Adapun kedelai varietas Grobogan merupakan pemurnian kedelai lokal Malabar Grobogan. Dengan kandungan protein 43,9 persen, varietas itu beradaptasi baik pada kondisi lingkungan, seperti pada musim hujan dan beririgasi baik. Polong masaknya tak mudah pecah dan daun luruh 95-100 persen saat panen (Kompas, 5 Agustus 2019).
Di Sukabumi, Jawa Barat, terdapat produk tempe Azaki, dengan bahan baku kedelai lokal, yang telah menembus pasar ekspor. Ekspor kedua dilakukan pada 16 Oktober 2021, yakni sebanyak 13,8 ton ke Jepang. Itu implementasi dari penandatanganan kontrak pesanan tempe antara Kobe Bussan Co Ltd dengan PT Arumia Kharisma Indonesia.

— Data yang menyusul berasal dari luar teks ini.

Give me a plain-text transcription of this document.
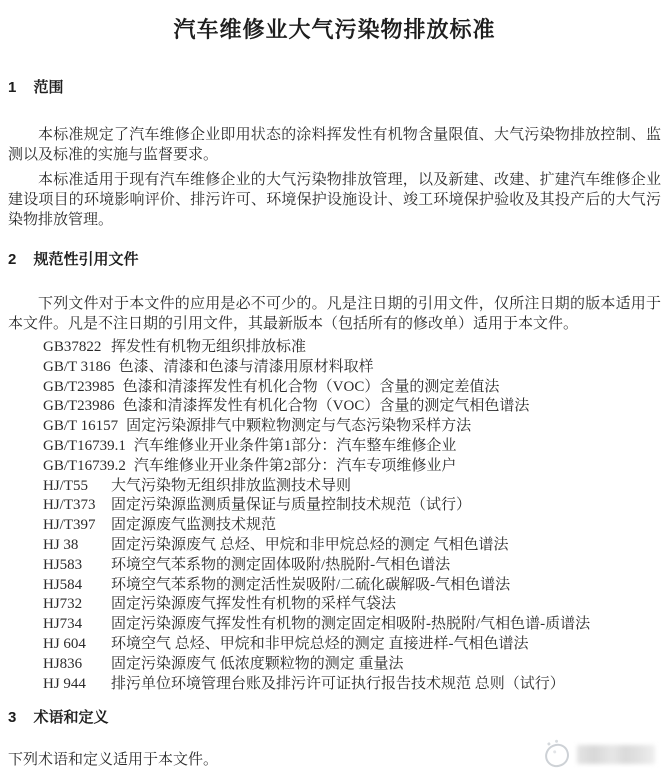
汽车维修业大气污染物排放标准
1 范围

本标准规定了汽车维修企业即用状态的涂料挥发性有机物含量限值、大气污染物排放控制、监测以及标准的实施与监督要求。

本标准适用于现有汽车维修企业的大气污染物排放管理，以及新建、改建、扩建汽车维修企业建设项目的环境影响评价、排污许可、环境保护设施设计、竣工环境保护验收及其投产后的大气污染物排放管理。

2 规范性引用文件

下列文件对于本文件的应用是必不可少的。凡是注日期的引用文件，仅所注日期的版本适用于本文件。凡是不注日期的引用文件，其最新版本（包括所有的修改单）适用于本文件。

GB37822 挥发性有机物无组织排放标准
GB/T 3186 色漆、清漆和色漆与清漆用原材料取样
GB/T23985 色漆和清漆挥发性有机化合物（VOC）含量的测定差值法
GB/T23986 色漆和清漆挥发性有机化合物（VOC）含量的测定气相色谱法
GB/T 16157 固定污染源排气中颗粒物测定与气态污染物采样方法
GB/T16739.1 汽车维修业开业条件第1部分：汽车整车维修企业
GB/T16739.2 汽车维修业开业条件第2部分：汽车专项维修业户
HJ/T55 大气污染物无组织排放监测技术导则
HJ/T373 固定污染源监测质量保证与质量控制技术规范（试行）
HJ/T397 固定源废气监测技术规范
HJ 38 固定污染源废气 总烃、甲烷和非甲烷总烃的测定 气相色谱法
HJ583 环境空气苯系物的测定固体吸附/热脱附-气相色谱法
HJ584 环境空气苯系物的测定活性炭吸附/二硫化碳解吸-气相色谱法
HJ732 固定污染源废气挥发性有机物的采样气袋法
HJ734 固定污染源废气挥发性有机物的测定固定相吸附-热脱附/气相色谱-质谱法
HJ 604 环境空气 总烃、甲烷和非甲烷总烃的测定 直接进样-气相色谱法
HJ836 固定污染源废气 低浓度颗粒物的测定 重量法
HJ 944 排污单位环境管理台账及排污许可证执行报告技术规范 总则（试行）
3 术语和定义

下列术语和定义适用于本文件。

Sementara di Desa Cibulan, Kecamatan Cidahu, Kabupaten Kuningan, Jawa Barat, kedelai lokal, varietas anjasmoro dan grobogan, ditanam di lahan bekas galian C. Hal itu dilakukan sejak 2018. Meski saat ini masih dalam skala desa, mereka berkomitmen terus mengembangkannya demi kontribusi kepada kedaulatan kedelai lokal.
Potensi-potensi tersebut menjadi bagian dari upaya pengembangan kedelai lokal yang semakin masif, dengan kualitas yang terjaga. Keseriusan dan keberpihakan kepada petani kedelai krusial. Agar momentum tak sekadar ”numpang lewat”.